Clinical Manifestations of Cerebral Malaria
Malaria is clinically characterized by paroxysmal attacks of fever, and periodic, accompanied by anemia, enlargement of the spleen and sometimes with pernicious complications such as jaundice, diarrhea, black water fever, acute tubular necrosis, and cerebral malaria.
In parasitology known 4 genus Plasmodium, the clinical characteristics of different forms of the fever, namely:
- Plasmodium vivax, clinically known as benign tertian malaria caused the fever attacks that arise every 3 days.
- Plasmodium malariae, also known clinically as well as Malaria Quartana arising because of the fever attacks every 4 days.
- Plasmodium ovale, clinically known as Malaria ovale, with no fever typical pattern every 2-1 days.

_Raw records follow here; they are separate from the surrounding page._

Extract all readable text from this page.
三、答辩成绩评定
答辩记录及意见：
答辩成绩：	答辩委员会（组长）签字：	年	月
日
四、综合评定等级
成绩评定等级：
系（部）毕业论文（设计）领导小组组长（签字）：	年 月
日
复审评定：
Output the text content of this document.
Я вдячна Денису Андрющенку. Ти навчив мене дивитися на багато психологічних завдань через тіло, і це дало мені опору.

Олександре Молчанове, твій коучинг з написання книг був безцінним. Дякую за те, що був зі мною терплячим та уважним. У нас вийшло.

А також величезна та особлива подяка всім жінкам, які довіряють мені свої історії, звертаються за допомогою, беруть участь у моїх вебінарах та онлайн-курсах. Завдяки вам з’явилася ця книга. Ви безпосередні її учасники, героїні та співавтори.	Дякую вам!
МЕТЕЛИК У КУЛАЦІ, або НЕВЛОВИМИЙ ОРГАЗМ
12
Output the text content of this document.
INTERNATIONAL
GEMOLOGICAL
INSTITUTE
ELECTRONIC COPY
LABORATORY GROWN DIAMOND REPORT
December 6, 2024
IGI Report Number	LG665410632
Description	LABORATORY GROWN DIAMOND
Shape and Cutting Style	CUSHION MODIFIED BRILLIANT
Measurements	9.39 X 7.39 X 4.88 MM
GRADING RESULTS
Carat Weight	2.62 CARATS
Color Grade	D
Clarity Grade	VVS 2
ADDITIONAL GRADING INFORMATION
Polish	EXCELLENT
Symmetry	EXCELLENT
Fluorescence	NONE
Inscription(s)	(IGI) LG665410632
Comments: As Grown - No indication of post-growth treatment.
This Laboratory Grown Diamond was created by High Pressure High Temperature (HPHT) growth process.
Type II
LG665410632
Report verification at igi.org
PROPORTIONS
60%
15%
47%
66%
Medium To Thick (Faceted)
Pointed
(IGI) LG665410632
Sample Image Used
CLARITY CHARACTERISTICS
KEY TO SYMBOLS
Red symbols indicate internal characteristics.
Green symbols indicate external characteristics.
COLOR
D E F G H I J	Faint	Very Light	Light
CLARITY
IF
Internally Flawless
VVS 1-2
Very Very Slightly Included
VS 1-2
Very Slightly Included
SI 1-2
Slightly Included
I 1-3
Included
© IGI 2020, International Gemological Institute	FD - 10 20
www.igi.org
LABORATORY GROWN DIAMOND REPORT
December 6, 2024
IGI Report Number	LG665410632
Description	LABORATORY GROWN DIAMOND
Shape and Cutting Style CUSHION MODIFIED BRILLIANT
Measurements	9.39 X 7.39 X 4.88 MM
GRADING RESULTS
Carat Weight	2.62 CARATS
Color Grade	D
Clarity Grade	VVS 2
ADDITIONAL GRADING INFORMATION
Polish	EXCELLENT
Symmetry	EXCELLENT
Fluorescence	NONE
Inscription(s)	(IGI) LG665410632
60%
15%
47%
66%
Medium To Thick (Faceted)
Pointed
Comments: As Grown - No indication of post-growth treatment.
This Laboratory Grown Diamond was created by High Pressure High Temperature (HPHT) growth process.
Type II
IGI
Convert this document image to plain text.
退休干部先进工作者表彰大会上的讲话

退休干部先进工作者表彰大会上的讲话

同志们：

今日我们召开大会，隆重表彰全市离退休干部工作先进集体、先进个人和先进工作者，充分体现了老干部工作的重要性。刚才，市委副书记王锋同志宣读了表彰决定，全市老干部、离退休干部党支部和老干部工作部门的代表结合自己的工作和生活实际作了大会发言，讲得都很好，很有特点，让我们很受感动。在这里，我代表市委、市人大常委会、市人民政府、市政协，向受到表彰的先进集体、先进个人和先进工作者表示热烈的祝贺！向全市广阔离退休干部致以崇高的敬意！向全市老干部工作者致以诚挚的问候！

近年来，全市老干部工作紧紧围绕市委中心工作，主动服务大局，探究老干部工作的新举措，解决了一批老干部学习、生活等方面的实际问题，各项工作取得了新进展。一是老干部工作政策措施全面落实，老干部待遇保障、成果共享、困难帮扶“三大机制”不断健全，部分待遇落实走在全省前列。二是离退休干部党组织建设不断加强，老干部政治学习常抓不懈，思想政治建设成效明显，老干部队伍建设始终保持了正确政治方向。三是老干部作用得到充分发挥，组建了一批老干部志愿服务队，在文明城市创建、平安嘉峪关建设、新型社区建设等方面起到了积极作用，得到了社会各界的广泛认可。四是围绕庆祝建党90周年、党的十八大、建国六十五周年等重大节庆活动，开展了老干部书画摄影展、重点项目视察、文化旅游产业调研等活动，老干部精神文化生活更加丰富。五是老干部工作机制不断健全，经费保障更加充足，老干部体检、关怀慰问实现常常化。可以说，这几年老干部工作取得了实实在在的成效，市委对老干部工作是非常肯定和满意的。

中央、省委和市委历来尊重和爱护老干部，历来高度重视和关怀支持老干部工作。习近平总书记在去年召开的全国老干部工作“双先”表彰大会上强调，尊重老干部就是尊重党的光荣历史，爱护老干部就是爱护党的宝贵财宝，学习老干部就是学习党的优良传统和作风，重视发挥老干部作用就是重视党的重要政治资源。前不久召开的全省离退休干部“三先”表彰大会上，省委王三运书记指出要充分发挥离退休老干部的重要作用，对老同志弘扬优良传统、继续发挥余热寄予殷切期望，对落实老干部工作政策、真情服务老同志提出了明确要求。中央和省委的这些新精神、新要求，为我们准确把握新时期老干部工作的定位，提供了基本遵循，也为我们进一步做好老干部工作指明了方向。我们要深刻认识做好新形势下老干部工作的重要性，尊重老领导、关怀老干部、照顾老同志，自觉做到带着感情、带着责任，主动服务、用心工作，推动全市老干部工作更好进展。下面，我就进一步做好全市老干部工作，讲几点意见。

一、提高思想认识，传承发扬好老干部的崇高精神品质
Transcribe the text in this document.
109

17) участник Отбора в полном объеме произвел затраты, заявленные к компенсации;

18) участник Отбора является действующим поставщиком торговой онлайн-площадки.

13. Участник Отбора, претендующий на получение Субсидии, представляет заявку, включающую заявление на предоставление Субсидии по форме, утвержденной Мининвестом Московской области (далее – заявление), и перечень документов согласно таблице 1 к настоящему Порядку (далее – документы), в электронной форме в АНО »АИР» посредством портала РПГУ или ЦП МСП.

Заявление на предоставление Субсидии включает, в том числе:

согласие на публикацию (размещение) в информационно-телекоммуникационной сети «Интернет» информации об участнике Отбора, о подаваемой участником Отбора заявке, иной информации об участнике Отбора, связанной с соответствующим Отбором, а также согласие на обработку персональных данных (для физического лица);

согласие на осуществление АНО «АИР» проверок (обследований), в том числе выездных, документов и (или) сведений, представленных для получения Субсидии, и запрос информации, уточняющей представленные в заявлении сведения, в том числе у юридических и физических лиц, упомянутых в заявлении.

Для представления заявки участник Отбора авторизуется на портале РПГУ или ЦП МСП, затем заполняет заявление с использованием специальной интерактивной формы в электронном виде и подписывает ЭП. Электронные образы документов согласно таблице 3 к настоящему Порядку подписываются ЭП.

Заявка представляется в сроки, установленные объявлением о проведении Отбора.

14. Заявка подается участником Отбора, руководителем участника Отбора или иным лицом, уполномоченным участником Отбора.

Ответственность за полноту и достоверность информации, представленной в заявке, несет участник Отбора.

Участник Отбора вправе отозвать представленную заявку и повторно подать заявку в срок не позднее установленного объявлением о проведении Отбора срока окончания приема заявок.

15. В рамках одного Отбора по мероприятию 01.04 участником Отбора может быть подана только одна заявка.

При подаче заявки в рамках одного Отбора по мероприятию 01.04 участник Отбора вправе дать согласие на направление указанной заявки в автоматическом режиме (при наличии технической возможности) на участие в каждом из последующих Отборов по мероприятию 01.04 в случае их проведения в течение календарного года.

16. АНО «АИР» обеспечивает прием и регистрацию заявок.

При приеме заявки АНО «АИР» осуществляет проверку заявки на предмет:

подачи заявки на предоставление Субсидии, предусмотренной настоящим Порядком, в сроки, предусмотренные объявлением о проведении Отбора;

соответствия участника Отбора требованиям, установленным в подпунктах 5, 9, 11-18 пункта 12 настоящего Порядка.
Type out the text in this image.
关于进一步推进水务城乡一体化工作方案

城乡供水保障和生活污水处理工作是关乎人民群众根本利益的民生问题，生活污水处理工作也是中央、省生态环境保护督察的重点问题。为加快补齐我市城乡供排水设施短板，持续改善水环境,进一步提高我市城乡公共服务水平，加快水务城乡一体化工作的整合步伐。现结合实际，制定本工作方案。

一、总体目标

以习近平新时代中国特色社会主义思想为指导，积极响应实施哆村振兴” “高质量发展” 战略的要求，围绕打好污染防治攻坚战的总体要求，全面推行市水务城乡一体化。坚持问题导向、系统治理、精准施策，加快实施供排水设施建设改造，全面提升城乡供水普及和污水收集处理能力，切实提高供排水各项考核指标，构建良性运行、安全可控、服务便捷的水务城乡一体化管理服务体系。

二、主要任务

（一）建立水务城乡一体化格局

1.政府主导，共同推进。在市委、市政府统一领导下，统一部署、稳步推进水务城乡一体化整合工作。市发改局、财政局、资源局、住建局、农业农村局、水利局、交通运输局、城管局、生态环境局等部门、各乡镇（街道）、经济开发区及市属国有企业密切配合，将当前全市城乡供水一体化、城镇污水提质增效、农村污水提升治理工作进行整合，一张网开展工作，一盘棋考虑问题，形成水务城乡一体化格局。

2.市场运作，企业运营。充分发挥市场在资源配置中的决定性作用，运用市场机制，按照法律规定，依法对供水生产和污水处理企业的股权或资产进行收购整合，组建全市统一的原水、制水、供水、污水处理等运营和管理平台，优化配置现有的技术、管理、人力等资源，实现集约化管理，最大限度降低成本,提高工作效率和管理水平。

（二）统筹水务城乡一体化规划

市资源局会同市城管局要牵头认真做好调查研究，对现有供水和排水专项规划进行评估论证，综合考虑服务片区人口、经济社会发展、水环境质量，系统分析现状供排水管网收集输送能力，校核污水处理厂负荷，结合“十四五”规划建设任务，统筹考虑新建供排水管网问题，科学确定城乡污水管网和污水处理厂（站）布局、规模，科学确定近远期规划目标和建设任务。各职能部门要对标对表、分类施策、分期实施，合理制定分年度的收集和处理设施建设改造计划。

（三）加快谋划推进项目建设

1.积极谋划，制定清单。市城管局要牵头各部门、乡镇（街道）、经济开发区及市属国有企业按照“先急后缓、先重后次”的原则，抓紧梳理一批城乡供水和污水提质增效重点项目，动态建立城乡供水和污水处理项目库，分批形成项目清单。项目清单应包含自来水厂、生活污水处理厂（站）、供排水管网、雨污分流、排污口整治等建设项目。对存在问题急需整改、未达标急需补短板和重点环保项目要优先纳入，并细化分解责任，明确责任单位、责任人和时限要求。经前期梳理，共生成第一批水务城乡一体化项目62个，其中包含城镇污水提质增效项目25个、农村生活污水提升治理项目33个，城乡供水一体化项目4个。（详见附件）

- Plasmodium falciparum, clinically known as Malaria tropicana or malignant tertian malaria causes the fever attacks which usually occur every 3 days with more severe symptoms than other species of plasmodium infection.
The clinical presentation of cerebral malaria is characterized by:
- Prodromal phase: Patients complain of pain, myalgia, fever, intermittent and sometimes chills, and headache.
- Acute phase: the symptoms become more severe with the onset of complications such as severe headache, nausea, vomiting, diarrhea, coughing up blood, disturbance of consciousness, fainting, seizures, hemiplegi and can lead to death. In this acute phase of the physical examination will be found diverging eye cornea, anemia, jaundice, purpura, but there were no signs of meningeal stimuli.